Think of it another way: what destroyed most of European civilisation?  The short answer is WWI, in part because WWI also unleashed the forces that led to WWII, and so the forces that led to WWI were responsible for a much graver, more enduring work of destruction, and among the forces that led to the war the foremost was nationalism.  There are important arguments that many of the horrors that find their origins in WWI might not have happened had the post-war settlement not taken place in the wake of an American-backed Allied victory, but this view implies that 1914 was the decisive year of the century and 1917 merely an after-effect whose long-term consequences might have been avoided or checked.  In any case, much of the damage to European civilisation had already been done by then, and the governments of Europe had been taken over the edge into that abyss in no small part by popular enthusiasm fuelled by nationalism and given expression through democracy; it was, of course, the democratic nature of most of the belligerents’ governments and the nationalist passions stirred by the war that ensured that it lasted as long as it did. 

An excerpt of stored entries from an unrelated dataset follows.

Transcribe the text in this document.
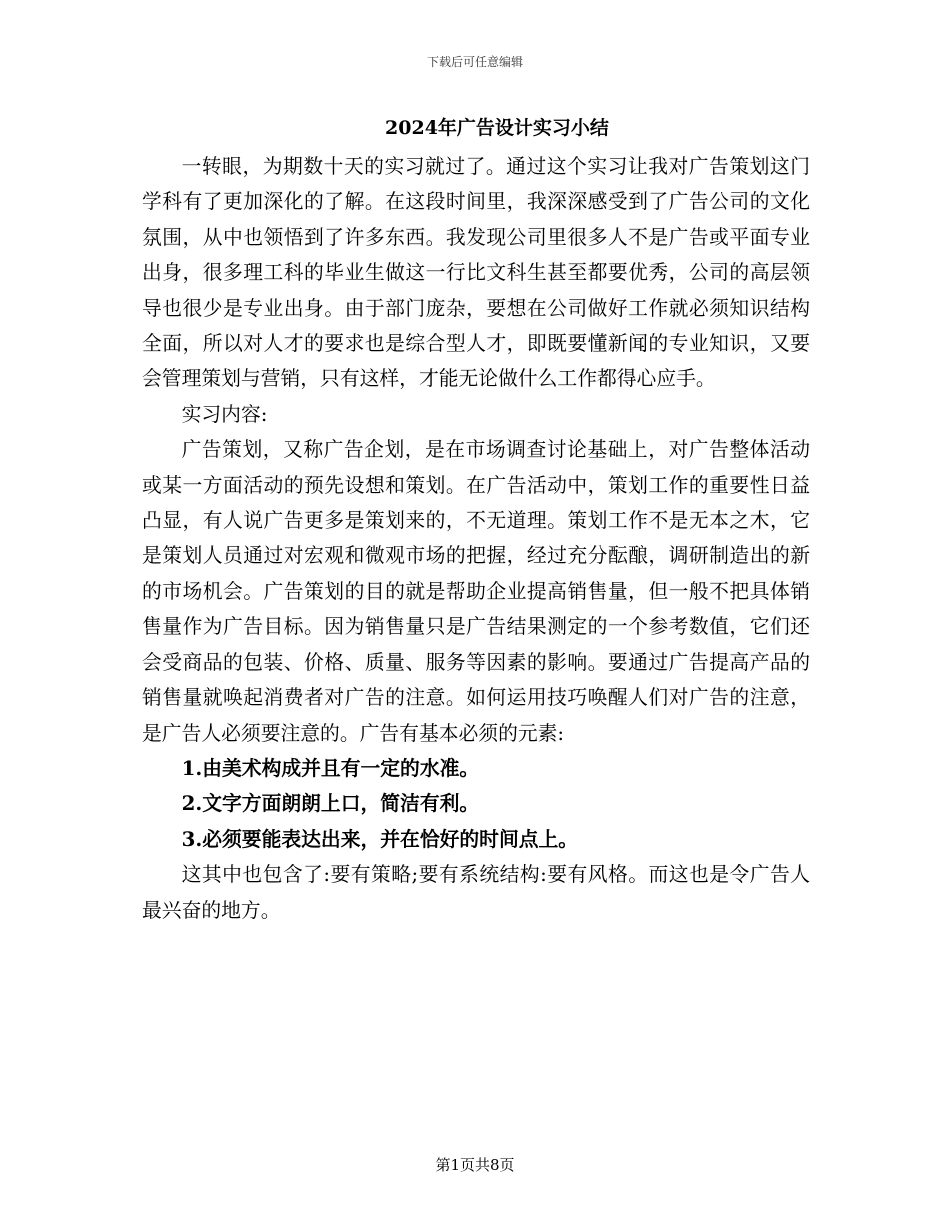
下载后可任意编辑
2024年广告设计实习小结

一转眼，为期数十天的实习就过了。通过这个实习让我对广告策划这门学科有了更加深化的了解。在这段时间里，我深深感受到了广告公司的文化氛围，从中也领悟到了许多东西。我发现公司里很多人不是广告或平面专业出身，很多理工科的毕业生做这一行比文科生甚至都要优秀，公司的高层领导也很少是专业出身。由于部门庞杂，要想在公司做好工作就必须知识结构全面，所以对人才的要求也是综合型人才，即既要懂新闻的专业知识，又要会管理策划与营销，只有这样，才能无论做什么工作都得心应手。

实习内容:

广告策划，又称广告企划，是在市场调查讨论基础上，对广告整体活动或某一方面活动的预先设想和策划。在广告活动中，策划工作的重要性日益凸显，有人说广告更多是策划来的，不无道理。策划工作不是无本之木，它是策划人员通过对宏观和微观市场的把握，经过充分酝酿，调研制造出的新的市场机会。广告策划的目的就是帮助企业提高销售量，但一般不把具体销售量作为广告目标。因为销售量只是广告结果测定的一个参考数值，它们还会受商品的包装、价格、质量、服务等因素的影响。要通过广告提高产品的销售量就唤起消费者对广告的注意。如何运用技巧唤醒人们对广告的注意，是广告人必须要注意的。广告有基本必须的元素:

1.由美术构成并且有一定的水准。

2.文字方面朗朗上口，简洁有利。

3.必须要能表达出来，并在恰好的时间点上。

这其中也包含了:要有策略;要有系统结构:要有风格。而这也是令广告人最兴奋的地方。

第1页共8页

As for what the biggest problem “we” face today might be, it depends on how we define this “we.”  Confronted with progressive globalists here at home, many on the right think that we could stand to have a little more nationalism and a little less criticism of nationalism, and certainly there is the temptation to embrace nationalism because it is more powerful than universalist systems, whether liberal or otherwise, but as with the Ring nationalism is a force that cannot be used without inviting the dangers that almost always accompany it.  It is precisely because nationalism has the potential to be more powerful that it is also extremely volatile and the effects of encouraging it can lead to very undesirable outcomes.  Whether or not you want to agree with me that many members of this administration are ideological nationalists of a specifically universalist, propositionalist kind, it seems harder to dispute that the wave of nationalist enthusiasm that swept the country in 2001-03 made the war in Iraq not only politically viable but also advantageous.  Ideas of national greatness and national mission intoxicated a lot of people in that period, if they did not already hold them before then, and it is hard to imagine how the war could have gone forward with the overwhelming support that it had without these passions and ideas blunting all criticism and dissent and making it politically risky for any prominent member of the opposition party to resist administration policy.  So when we are asking what big problems we face, it seems to me that we need to bear in mind how one of the greatest policy blunders of the last 30 years unfolded and what forces made that blunder possible.